Build a spam/ham(non-spam) email dataset, then predict the class of new documents withheld from the training dataset
Source of dataset: https://spamassassin.apache.org/publiccorpus/
0)Import libraries
library(tm) #Text mining package: a framework for text mining application within R
## Warning: package 'tm' was built under R version 3.4.4
## Loading required package: NLP
library(RTextTools) #A machine learning package for automatic text classification
## Warning: package 'RTextTools' was built under R version 3.4.4
## Loading required package: SparseM
##
## Attaching package: 'SparseM'
## The following object is masked from 'package:base':
##
## backsolve
1)Import dataset
The spam/ham email sources:
20021010_easy_ham.tar.bz2
20021010_spam.tar.bz2
20030228_spam.tar.bz2
20050311_spam_2.tar.bz2
unzip all files twice and enter the directory of both folders
Build two text corpus (large and structured set of texts for statistical analysis):
easy_ham <- VCorpus(DirSource('C:\\Users\\Asus-pc\\Downloads\\Spam_Ham\\20021010_easy_ham\\easy_ham'))
for (i in 1:length(easy_ham)) {#add a label for each email to identify if it's spam or ham
meta(easy_ham[[i]],'class') <- 0
}
spam <- VCorpus(DirSource('C:\\Users\\Asus-pc\\Downloads\\Spam_Ham\\20021010_spam\\spam'))
for (i in 1:length(spam)) {
meta(spam[[i]],'class') <- 1
}
easy_ham
## <<VCorpus>>
## Metadata: corpus specific: 0, document level (indexed): 0
## Content: documents: 2551
spam
## <<VCorpus>>
## Metadata: corpus specific: 0, document level (indexed): 0
## Content: documents: 2398
2)Clean and tidy data
easy_ham <- tm_map(easy_ham,content_transformer(tolower)) #set all letters to lowercase
easy_ham <- tm_map(easy_ham,removeNumbers) #remove all numbers
easy_ham <- tm_map(easy_ham,stripWhitespace) #remove all white spaces
easy_ham <- tm_map(easy_ham,content_transformer(removePunctuation)) #remove punctuation
easy_ham <- tm_map(easy_ham,removeWords,stopwords('english')) #remove stopwords
easy_ham <- tm_map(easy_ham,content_transformer(function(x) iconv(x,from='UTF-8',sub='byte'))) #convert special characters to byte
spam <- tm_map(spam,content_transformer(tolower))
spam <- tm_map(spam,removeNumbers)
spam <- tm_map(spam,stripWhitespace)
spam <- tm_map(spam,content_transformer(removePunctuation))
spam <- tm_map(spam,removeWords,stopwords('english'))
spam <- tm_map(spam,content_transformer(function(x) iconv(x,from='UTF-8',sub='byte')))

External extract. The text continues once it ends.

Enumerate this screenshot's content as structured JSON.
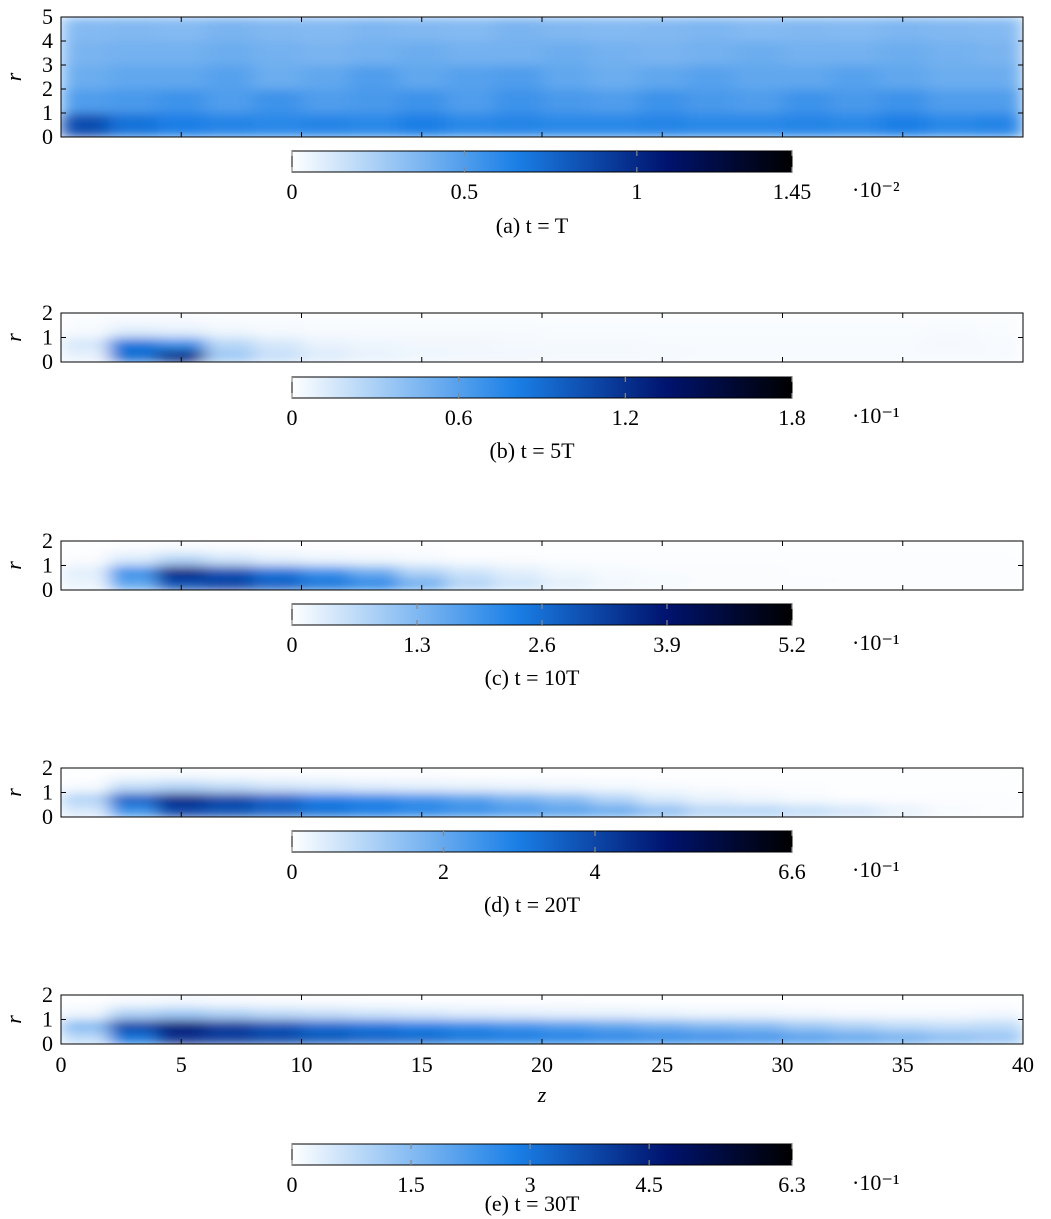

3)Preparation for Analysis
combine both datasets into one
dataset <- c(spam[1:300],easy_ham[501:1000],spam[301:1500],easy_ham[1:500],spam[1501:2034],easy_ham[1001:2500],spam[2035:2398],easy_ham[2501:2551])
Transform the dataset into document term matrix
(A document-term matrix or term-document matrix is a methematical matrix that describes the frequency of terms that occur in a collection of documents. In a document-term matrix, rows correspond to documents in the collection and columns correspond to terms.)
dataset_dtm <- DocumentTermMatrix(dataset)
dataset_dtm
## <<DocumentTermMatrix (documents: 4949, terms: 118908)>>
## Non-/sparse entries: 891274/587584418
## Sparsity : 100%
## Maximal term length: 868
## Weighting : term frequency (tf)
separate into training and test data
class <- as.vector(unlist(meta(dataset,type='local',tag='class')))
len <- length(dataset)
container <- create_container(dataset_dtm,labels = class,trainSize = 1:3960,testSize = 3961:4949,virgin = FALSE)
4)Analysis
The machine learning algorithm chosen is Support vector machine.
It’s an supervised learning model with associated learning algorithms that analyze data used for classification and regression analysis.
model <- train_model(container,'SVM')
result <- classify_model(container,model)
head(result)
## SVM_LABEL SVM_PROB
## 1 0 0.9999994
## 2 0 0.9999997
## 3 0 0.9999995
## 4 0 0.9834646
## 5 0 0.9778436
## 6 0 0.9695122
prop.table(table(result[,1] == class[3961:len]))
##
## TRUE
## 1
5)Conclusion
The Support Vector Machine algorithm is performing pretty well.